Recalls are generally issued by the National Highway Traffic Safety Administration (“NHTSA”) but can also be issued by the vehicle manufacturer once they have discovered a defect. If your vehicle or part of your vehicle is being recalled, the manufacturer is required by federal law to notify all registered owners and purchasers. This must be done by first class mail, and they must do so by using state vehicle registration information in order to locate the affected owners.

The vehicle’s manufacturer must provide all registered owners and purchasers with a free solution to the problem posed by the recall. This remedy can be an entirely new vehicle, free installation of new parts, or money as a sort of damages award.

Finally, the court may sometimes prescribe punitive damages. This is done as a means of persuading the manufacturer to correct the defect, especially if there is a flaw contained within the vehicle’s design.
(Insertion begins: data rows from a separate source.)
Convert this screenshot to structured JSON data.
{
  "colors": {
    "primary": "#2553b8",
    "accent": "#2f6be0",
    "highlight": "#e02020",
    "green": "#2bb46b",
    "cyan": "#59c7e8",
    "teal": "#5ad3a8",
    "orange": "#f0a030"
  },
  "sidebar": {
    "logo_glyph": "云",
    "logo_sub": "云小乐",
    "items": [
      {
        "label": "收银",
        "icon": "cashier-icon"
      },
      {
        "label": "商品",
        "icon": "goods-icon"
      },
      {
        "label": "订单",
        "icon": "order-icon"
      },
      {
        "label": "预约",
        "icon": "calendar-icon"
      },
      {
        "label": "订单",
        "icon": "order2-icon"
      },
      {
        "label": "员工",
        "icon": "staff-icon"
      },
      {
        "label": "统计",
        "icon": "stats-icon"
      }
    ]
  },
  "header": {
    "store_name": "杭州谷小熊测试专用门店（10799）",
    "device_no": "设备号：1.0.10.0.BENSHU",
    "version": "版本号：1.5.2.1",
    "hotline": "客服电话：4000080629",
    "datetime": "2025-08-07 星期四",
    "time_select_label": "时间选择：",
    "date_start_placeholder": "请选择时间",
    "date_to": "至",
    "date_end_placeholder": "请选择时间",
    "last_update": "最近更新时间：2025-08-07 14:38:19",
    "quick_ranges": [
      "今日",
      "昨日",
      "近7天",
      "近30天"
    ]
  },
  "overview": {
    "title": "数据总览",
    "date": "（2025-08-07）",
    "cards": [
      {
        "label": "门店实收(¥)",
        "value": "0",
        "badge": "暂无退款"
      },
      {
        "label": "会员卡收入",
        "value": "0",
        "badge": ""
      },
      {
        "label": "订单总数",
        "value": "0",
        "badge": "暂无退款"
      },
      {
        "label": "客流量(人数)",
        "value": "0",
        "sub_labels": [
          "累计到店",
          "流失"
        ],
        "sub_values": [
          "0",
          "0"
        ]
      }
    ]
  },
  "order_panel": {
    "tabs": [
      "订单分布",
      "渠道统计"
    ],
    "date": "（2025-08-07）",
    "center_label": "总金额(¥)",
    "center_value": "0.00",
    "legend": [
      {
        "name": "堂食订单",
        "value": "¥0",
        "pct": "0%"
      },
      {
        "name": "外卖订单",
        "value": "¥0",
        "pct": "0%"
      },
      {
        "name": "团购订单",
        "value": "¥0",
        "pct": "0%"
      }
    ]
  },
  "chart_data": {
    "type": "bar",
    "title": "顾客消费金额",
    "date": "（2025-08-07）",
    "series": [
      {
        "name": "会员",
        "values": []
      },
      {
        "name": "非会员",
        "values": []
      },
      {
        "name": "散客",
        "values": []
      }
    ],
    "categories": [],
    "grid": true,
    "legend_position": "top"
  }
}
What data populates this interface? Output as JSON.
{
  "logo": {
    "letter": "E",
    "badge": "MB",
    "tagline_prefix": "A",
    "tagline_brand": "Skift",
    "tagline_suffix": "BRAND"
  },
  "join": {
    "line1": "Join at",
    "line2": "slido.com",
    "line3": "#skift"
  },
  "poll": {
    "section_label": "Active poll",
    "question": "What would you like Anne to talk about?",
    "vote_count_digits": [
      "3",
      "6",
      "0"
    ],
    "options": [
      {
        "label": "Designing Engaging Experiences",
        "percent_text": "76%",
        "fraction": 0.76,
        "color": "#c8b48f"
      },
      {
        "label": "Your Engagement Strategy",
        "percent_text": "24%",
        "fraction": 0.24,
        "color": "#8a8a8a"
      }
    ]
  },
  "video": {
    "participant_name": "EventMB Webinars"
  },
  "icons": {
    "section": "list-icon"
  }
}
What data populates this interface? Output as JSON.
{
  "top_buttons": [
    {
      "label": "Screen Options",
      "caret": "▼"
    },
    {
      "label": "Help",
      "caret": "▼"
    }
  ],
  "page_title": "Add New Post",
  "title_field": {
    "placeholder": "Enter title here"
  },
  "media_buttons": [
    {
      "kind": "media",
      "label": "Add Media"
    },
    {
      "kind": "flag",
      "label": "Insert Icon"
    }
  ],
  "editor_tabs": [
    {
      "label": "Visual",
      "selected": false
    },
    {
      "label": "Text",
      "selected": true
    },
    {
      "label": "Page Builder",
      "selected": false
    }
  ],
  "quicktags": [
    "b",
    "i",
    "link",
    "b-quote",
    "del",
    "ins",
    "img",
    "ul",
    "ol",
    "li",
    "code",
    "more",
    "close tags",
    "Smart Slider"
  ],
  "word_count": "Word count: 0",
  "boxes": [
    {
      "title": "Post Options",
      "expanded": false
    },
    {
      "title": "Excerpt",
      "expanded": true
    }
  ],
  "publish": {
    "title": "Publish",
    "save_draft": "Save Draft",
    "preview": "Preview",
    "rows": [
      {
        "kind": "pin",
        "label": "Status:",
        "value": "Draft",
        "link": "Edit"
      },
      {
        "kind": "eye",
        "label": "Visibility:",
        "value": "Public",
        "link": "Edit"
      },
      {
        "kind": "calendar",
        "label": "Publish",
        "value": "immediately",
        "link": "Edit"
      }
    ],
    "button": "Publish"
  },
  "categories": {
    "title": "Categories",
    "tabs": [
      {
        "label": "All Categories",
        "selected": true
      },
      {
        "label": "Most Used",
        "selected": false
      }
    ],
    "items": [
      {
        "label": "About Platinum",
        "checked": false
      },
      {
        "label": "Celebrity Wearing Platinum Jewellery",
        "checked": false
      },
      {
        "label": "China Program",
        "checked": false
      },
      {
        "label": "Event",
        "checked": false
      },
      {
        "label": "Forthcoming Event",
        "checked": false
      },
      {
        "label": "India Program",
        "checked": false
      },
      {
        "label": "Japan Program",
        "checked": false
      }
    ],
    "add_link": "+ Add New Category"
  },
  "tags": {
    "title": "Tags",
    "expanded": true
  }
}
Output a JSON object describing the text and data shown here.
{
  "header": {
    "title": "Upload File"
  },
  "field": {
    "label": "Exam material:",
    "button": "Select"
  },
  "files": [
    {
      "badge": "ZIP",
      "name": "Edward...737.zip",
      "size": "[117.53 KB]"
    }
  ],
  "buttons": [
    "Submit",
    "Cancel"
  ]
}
Does The Vehicle’s Manufacturer Have Any Defenses Against a Motor Vehicle Defect Claim?

The vehicle’s manufacturer and/or seller may have a defense against your claim if they can prove that you were aware of the defective condition, but continued to operate the vehicle. Additionally, some states will prohibit or limit your recovery if you contributed in any way to your injury. This is referred to as comparative or contributory negligence.

To reiterate, if you have altered or modified the vehicle in any significant way since the time of purchase, this can prevent your ability to recover a damages award.

Do I Need An Attorney For a Motor Vehicle Defect Claim?

If you have been injured because of a motor vehicle defect, you should consult with an experienced and local auto lawyer. A local attorney will be best suited to helping you understand your state’s specific laws regarding liability and damages awards, as well as if there are any different standards for commercial vehicles. An attorney can discuss your legal options with you to provide you with the most relevant legal advice.

Additionally, a local and experienced products and services lawyer will be able to inform you of any class action lawsuits that you can join. An attorney will also help you determine who to sue, what evidence you should gather to support your claim, and will also be able to represent you in court, as needed.